JJ was the newest resident on Brushy Mountain Road. The car they say is his was parked on the long driveway most mornings until evening while JJ worked alongside the Mexican men he hired. Every town has a section where the people are rich and their lives so far from yours you almost expect them to speak another tongue. Brushy Mountain Road is that place for us. You can’t help but get quiet driving on that road, like even your noisy breathing might disturb the beauty or rupture the holy calm that order and clean create. When we were young we used to love to see the houses, all lit up with their curtains and blinds open, glowing yellow like sails of ships in the black faraway on the ocean.
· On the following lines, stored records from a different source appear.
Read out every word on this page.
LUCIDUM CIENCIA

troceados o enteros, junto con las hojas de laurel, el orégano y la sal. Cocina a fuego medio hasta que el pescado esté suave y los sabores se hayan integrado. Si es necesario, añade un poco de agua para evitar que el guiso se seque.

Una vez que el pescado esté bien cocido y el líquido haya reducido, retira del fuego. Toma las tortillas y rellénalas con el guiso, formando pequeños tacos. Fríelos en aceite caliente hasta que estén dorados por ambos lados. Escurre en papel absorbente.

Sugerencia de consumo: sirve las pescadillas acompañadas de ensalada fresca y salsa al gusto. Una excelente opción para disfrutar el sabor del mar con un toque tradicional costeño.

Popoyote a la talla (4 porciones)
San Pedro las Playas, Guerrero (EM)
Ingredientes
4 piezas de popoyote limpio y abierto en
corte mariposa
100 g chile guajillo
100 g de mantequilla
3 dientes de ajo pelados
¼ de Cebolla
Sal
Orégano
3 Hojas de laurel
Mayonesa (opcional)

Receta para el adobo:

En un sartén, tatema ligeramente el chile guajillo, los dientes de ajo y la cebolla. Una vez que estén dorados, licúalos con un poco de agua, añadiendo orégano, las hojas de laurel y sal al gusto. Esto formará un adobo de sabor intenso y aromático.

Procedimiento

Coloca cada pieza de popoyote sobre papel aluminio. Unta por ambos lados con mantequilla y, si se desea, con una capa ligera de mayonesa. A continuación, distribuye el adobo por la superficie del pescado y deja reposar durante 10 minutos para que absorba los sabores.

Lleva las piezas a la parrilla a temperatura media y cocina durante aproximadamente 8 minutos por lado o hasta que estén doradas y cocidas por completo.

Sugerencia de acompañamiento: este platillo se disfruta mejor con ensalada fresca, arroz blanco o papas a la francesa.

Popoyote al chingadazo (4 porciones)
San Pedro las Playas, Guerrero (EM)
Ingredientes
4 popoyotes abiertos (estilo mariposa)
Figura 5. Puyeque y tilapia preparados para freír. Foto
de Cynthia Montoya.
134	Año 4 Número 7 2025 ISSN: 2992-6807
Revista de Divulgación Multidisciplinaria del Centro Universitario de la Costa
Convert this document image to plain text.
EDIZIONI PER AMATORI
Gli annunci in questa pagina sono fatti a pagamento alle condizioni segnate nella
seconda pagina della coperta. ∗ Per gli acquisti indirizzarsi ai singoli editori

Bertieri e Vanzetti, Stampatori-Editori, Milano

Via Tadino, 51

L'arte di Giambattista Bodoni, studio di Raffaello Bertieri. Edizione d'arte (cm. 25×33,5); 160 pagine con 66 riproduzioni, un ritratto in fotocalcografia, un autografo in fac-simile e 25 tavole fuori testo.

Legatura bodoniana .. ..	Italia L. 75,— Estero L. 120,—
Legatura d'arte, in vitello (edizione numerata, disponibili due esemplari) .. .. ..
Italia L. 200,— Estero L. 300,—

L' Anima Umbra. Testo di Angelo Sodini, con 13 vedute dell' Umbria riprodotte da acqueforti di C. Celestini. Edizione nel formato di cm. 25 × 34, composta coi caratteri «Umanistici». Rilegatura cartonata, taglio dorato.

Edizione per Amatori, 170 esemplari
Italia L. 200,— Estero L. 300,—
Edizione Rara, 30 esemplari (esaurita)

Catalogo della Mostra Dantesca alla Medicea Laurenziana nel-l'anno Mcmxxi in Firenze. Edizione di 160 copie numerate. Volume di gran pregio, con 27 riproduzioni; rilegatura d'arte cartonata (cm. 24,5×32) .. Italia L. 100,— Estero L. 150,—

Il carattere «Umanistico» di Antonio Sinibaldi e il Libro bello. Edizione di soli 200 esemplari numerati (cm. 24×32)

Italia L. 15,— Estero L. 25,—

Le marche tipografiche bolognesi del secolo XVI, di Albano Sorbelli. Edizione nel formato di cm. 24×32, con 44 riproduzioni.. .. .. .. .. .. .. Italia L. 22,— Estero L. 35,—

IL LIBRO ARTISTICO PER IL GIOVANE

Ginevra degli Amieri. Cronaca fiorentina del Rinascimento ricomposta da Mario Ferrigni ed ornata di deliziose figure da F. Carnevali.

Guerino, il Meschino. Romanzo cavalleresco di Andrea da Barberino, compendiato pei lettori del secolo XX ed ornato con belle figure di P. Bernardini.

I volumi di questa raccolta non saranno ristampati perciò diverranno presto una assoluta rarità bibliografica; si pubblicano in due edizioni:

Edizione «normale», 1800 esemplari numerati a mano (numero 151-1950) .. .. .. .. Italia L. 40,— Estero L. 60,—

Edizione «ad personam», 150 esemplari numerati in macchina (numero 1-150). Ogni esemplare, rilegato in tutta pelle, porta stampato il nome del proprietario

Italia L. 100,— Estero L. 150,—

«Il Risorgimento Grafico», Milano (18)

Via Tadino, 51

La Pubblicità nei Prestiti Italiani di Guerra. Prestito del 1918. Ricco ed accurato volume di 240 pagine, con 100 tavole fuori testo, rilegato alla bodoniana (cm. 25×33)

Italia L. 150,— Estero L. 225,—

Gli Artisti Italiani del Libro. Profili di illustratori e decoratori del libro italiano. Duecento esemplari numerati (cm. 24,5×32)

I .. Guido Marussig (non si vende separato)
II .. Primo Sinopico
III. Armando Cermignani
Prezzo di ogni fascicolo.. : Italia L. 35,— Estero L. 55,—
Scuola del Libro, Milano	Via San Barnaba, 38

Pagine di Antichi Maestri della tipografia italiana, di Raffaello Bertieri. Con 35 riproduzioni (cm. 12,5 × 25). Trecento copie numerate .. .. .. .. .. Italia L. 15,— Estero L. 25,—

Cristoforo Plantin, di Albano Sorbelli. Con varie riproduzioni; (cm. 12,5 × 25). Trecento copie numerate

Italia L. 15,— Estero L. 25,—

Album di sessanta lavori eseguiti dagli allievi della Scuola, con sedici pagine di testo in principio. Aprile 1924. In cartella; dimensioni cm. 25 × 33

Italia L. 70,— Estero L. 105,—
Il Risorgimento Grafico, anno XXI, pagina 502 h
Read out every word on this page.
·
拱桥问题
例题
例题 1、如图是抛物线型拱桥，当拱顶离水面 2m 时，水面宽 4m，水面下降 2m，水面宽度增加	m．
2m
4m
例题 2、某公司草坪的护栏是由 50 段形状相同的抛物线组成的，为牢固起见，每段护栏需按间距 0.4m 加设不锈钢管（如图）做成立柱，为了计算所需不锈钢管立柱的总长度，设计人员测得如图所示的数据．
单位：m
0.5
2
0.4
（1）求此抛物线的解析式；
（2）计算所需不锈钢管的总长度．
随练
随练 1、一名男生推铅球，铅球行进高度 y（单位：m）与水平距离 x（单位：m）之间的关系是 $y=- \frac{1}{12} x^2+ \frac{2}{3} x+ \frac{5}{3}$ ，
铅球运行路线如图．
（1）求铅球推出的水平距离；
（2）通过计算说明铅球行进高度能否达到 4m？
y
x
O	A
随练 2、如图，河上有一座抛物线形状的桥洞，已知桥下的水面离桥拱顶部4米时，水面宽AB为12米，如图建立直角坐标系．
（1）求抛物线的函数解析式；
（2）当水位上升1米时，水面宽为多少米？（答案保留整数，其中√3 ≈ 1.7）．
If we went slow enough we could see the brilliant colors of their decorated rooms, their floor-to-ceiling bookcases and fine furniture, the floral designs with wallpaper you couldn’t get at the regular hardware store festooning the entryways. We might even get a glimpse of one of them sipping from a mug or snuggled into a chair staring out into the darkness. Though we knew they lived among us, bought white bread and radial tires like the rest of us, we loved the proof of them. I see him. I see him with my own eyes. We breathed in the houses, dreamed about the ones that would have been ours if our lives had run in different directions, if we’d had different faces, if we’d made all the right choices.

When they were young Sylvia and her husband, Don, would drive the road that curled like a potato peel all the way up to the almost top to experience some of what those people had. Don pretended he didn’t want to do it, who gives a shit how them people live, he’d say, but he was as interested as Sylvia. He was careful not to be staring if a body stood in the yard or looked out at him from the window. You can’t let people know what you dream—especially if you can’t get it. You knowing that they know opens a wound in you, an embarrassing naked space that you can’t let just anybody witness. If the rich see a woman looking, fine. A woman can want. But nobody alive could claim to have seen longing on Don’s face. You got to be immune, Mr. Antibiotic or else you hurt all the time.

Why they looked at those places, neither of them could exactly say, since when they came down from the mountain to their own dark little house that they’d fought hard to have and harder to keep, their space felt smaller, meeker, and as tear-filled as a broken promise. Habit is one explanation. Sundays, when they were apt to get lazy and the last thing you need is boredom, a slowed mind, the leisure to think about the man you love-hate, the face that won’t stop looking tired no matter how much you sleep, that thing you do, whatever it is—the driving, the crying, the sinning—calls to you, begs to you to keep getting it done, keep at it, don’t think, keep at it.

But habit is only part of it. The sting of not having or not having enough bores a pain black hole that sucks all the other of life’s injuries into one sharp stinging gap that you don’t need a scientist to remind you may be bottomless. Returning to their house means returning from those mountain drives to their sagging furniture that was old when they got it twenty years before and to a yard that looked even smaller than they remembered. That beautiful house is just a street away, but as out of reach as the moon. But that house-pain is just one lack, and everybody knows one pain is far better than a hundred. That is the mercy. That is the relief—the ache of one singular pain. It was hard not to believe that we, the black people in town in dog trots and shotgun houses at the bottom of the mountain, houses stuck in the sides of hills scattered like chicken feed, weren’t the ugly children. What a relief that in our hearts we knew that no coloreds, no Negroes, no blacks, were welcome, even if they could afford to buy there. At least we didn’t have to believe that we’d done everything wrong and were not the ones that God had chosen.